Paul Tamanian, an artist we represent whose open-air studio spills onto his dirt driveway, has left messages like this on my voicemail:
[First — imagine a grumpy excited voice, if you can conjure such a tone]
“So, it’s hot outside. Pushing 100. Humid. It’s like swimming through air. Worked four hours, threw up, came inside, had a green smoothie. I’m heading back out. Don’t call me back till it’s dark, I’ll be outside.”
I’ve received a message like that at least 3 times over the last 21 years. At least three throwup messages — could be five. Could be seven. Then toss in hundreds of other voicemails across two decades, all fresh from the intense pursuit of artistic perfection. Each one a growl from the edge of creation . . .
My wife is a calmer, more reflective sort. Still, you can tell when she’s got a high coming off her work.
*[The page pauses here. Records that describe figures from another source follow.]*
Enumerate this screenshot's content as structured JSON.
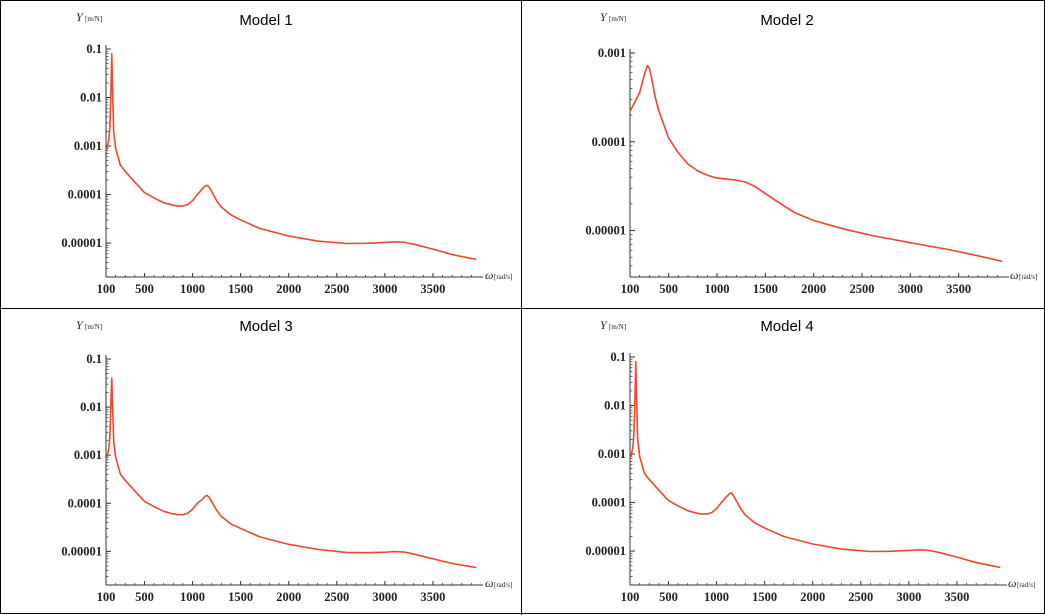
{
  "colors": {
    "curve": "#f0462e",
    "axis": "#333333"
  },
  "chart_data": [
    {
      "type": "line",
      "title": "Model 1",
      "ylabel": "Y",
      "ylabel_unit": "m/N",
      "xlabel": "ω",
      "xlabel_unit": "rad/s",
      "scale_y": "log",
      "xlim": [
        100,
        4000
      ],
      "ylim": [
        2e-06,
        0.1
      ],
      "xticks": [
        "100",
        "500",
        "1000",
        "1500",
        "2000",
        "2500",
        "3000",
        "3500"
      ],
      "yticks": [
        "0.1",
        "0.01",
        "0.001",
        "0.0001",
        "0.00001"
      ],
      "series": [
        {
          "x": [
            100,
            110,
            120,
            130,
            140,
            150,
            160,
            170,
            180,
            200,
            250,
            300,
            400,
            500,
            600,
            700,
            800,
            850,
            900,
            950,
            1000,
            1050,
            1100,
            1130,
            1150,
            1170,
            1200,
            1250,
            1300,
            1400,
            1500,
            1700,
            2000,
            2300,
            2600,
            2800,
            3000,
            3100,
            3200,
            3300,
            3500,
            3700,
            3950
          ],
          "y": [
            0.00085,
            0.0009,
            0.0011,
            0.0014,
            0.0025,
            0.01,
            0.08,
            0.01,
            0.002,
            0.0009,
            0.0004,
            0.0003,
            0.00018,
            0.00011,
            8.5e-05,
            6.8e-05,
            6e-05,
            5.8e-05,
            5.8e-05,
            6.2e-05,
            7.5e-05,
            0.0001,
            0.00013,
            0.00015,
            0.000155,
            0.000145,
            0.000115,
            7.5e-05,
            5.5e-05,
            3.8e-05,
            3e-05,
            2e-05,
            1.4e-05,
            1.1e-05,
            9.8e-06,
            9.9e-06,
            1.03e-05,
            1.06e-05,
            1.04e-05,
            9.5e-06,
            7.5e-06,
            5.8e-06,
            4.6e-06
          ]
        }
      ]
    },
    {
      "type": "line",
      "title": "Model 2",
      "ylabel": "Y",
      "ylabel_unit": "m/N",
      "xlabel": "ω",
      "xlabel_unit": "rad/s",
      "scale_y": "log",
      "xlim": [
        100,
        4000
      ],
      "ylim": [
        3e-06,
        0.001
      ],
      "xticks": [
        "100",
        "500",
        "1000",
        "1500",
        "2000",
        "2500",
        "3000",
        "3500"
      ],
      "yticks": [
        "0.001",
        "0.0001",
        "0.00001"
      ],
      "series": [
        {
          "x": [
            100,
            150,
            200,
            250,
            280,
            300,
            330,
            360,
            400,
            500,
            600,
            700,
            800,
            900,
            1000,
            1100,
            1200,
            1300,
            1400,
            1600,
            1800,
            2000,
            2300,
            2600,
            3000,
            3400,
            3700,
            3950
          ],
          "y": [
            0.00022,
            0.00028,
            0.00036,
            0.00058,
            0.00072,
            0.00068,
            0.00048,
            0.00032,
            0.00022,
            0.00011,
            7.5e-05,
            5.6e-05,
            4.7e-05,
            4.2e-05,
            3.9e-05,
            3.8e-05,
            3.7e-05,
            3.5e-05,
            3.1e-05,
            2.2e-05,
            1.6e-05,
            1.3e-05,
            1.05e-05,
            8.8e-06,
            7.3e-06,
            6.1e-06,
            5.2e-06,
            4.5e-06
          ]
        }
      ]
    },
    {
      "type": "line",
      "title": "Model 3",
      "ylabel": "Y",
      "ylabel_unit": "m/N",
      "xlabel": "ω",
      "xlabel_unit": "rad/s",
      "scale_y": "log",
      "xlim": [
        100,
        4000
      ],
      "ylim": [
        2e-06,
        0.1
      ],
      "xticks": [
        "100",
        "500",
        "1000",
        "1500",
        "2000",
        "2500",
        "3000",
        "3500"
      ],
      "yticks": [
        "0.1",
        "0.01",
        "0.001",
        "0.0001",
        "0.00001"
      ],
      "series": [
        {
          "x": [
            100,
            110,
            120,
            130,
            140,
            150,
            160,
            170,
            180,
            200,
            250,
            300,
            400,
            500,
            600,
            700,
            800,
            850,
            900,
            950,
            1000,
            1050,
            1100,
            1130,
            1150,
            1170,
            1200,
            1250,
            1300,
            1400,
            1500,
            1700,
            2000,
            2300,
            2600,
            2800,
            3000,
            3100,
            3200,
            3300,
            3500,
            3700,
            3950
          ],
          "y": [
            0.00085,
            0.0009,
            0.0011,
            0.0014,
            0.0025,
            0.01,
            0.04,
            0.008,
            0.002,
            0.0009,
            0.0004,
            0.0003,
            0.00018,
            0.00011,
            8.5e-05,
            6.8e-05,
            6e-05,
            5.8e-05,
            5.8e-05,
            6.2e-05,
            7.5e-05,
            0.0001,
            0.00012,
            0.00014,
            0.000145,
            0.000135,
            0.000108,
            7.2e-05,
            5.3e-05,
            3.7e-05,
            3e-05,
            2e-05,
            1.4e-05,
            1.1e-05,
            9.5e-06,
            9.4e-06,
            9.6e-06,
            9.9e-06,
            9.7e-06,
            8.8e-06,
            7e-06,
            5.6e-06,
            4.6e-06
          ]
        }
      ]
    },
    {
      "type": "line",
      "title": "Model 4",
      "ylabel": "Y",
      "ylabel_unit": "m/N",
      "xlabel": "ω",
      "xlabel_unit": "rad/s",
      "scale_y": "log",
      "xlim": [
        100,
        4000
      ],
      "ylim": [
        2e-06,
        0.1
      ],
      "xticks": [
        "100",
        "500",
        "1000",
        "1500",
        "2000",
        "2500",
        "3000",
        "3500"
      ],
      "yticks": [
        "0.1",
        "0.01",
        "0.001",
        "0.0001",
        "0.00001"
      ],
      "series": [
        {
          "x": [
            100,
            110,
            120,
            130,
            140,
            150,
            160,
            170,
            180,
            200,
            250,
            300,
            400,
            500,
            600,
            700,
            800,
            850,
            900,
            950,
            1000,
            1050,
            1100,
            1130,
            1150,
            1170,
            1200,
            1250,
            1300,
            1400,
            1500,
            1700,
            2000,
            2300,
            2600,
            2800,
            3000,
            3100,
            3200,
            3300,
            3500,
            3700,
            3950
          ],
          "y": [
            0.00085,
            0.0009,
            0.0011,
            0.0014,
            0.0025,
            0.01,
            0.08,
            0.01,
            0.002,
            0.0009,
            0.0004,
            0.0003,
            0.00018,
            0.00011,
            8.5e-05,
            6.8e-05,
            6e-05,
            5.8e-05,
            5.8e-05,
            6.2e-05,
            7.5e-05,
            0.0001,
            0.00013,
            0.00015,
            0.00016,
            0.000145,
            0.000115,
            7.5e-05,
            5.5e-05,
            3.8e-05,
            3e-05,
            2e-05,
            1.4e-05,
            1.1e-05,
            9.8e-06,
            9.9e-06,
            1.03e-05,
            1.06e-05,
            1.04e-05,
            9.5e-06,
            7.5e-06,
            5.8e-06,
            4.6e-06
          ]
        }
      ]
    }
  ]
}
She fairly dances about, coltish-like.
Deep work requires deep play. And that requires immersion. A dive so deep external reality disappears and all that remains is what you’re grappling with.
Undistracted time is essential. As is a sense of playfulness so adroit one feels kinship with elves. With pixies. With street performers. With children crayon in hand.
When you look up from your work feeling simultaneously exhausted and enlivened, you’re there.
What we’re aiming for in our creative practice is a focus so deep, so rewarding we can only call it workplay.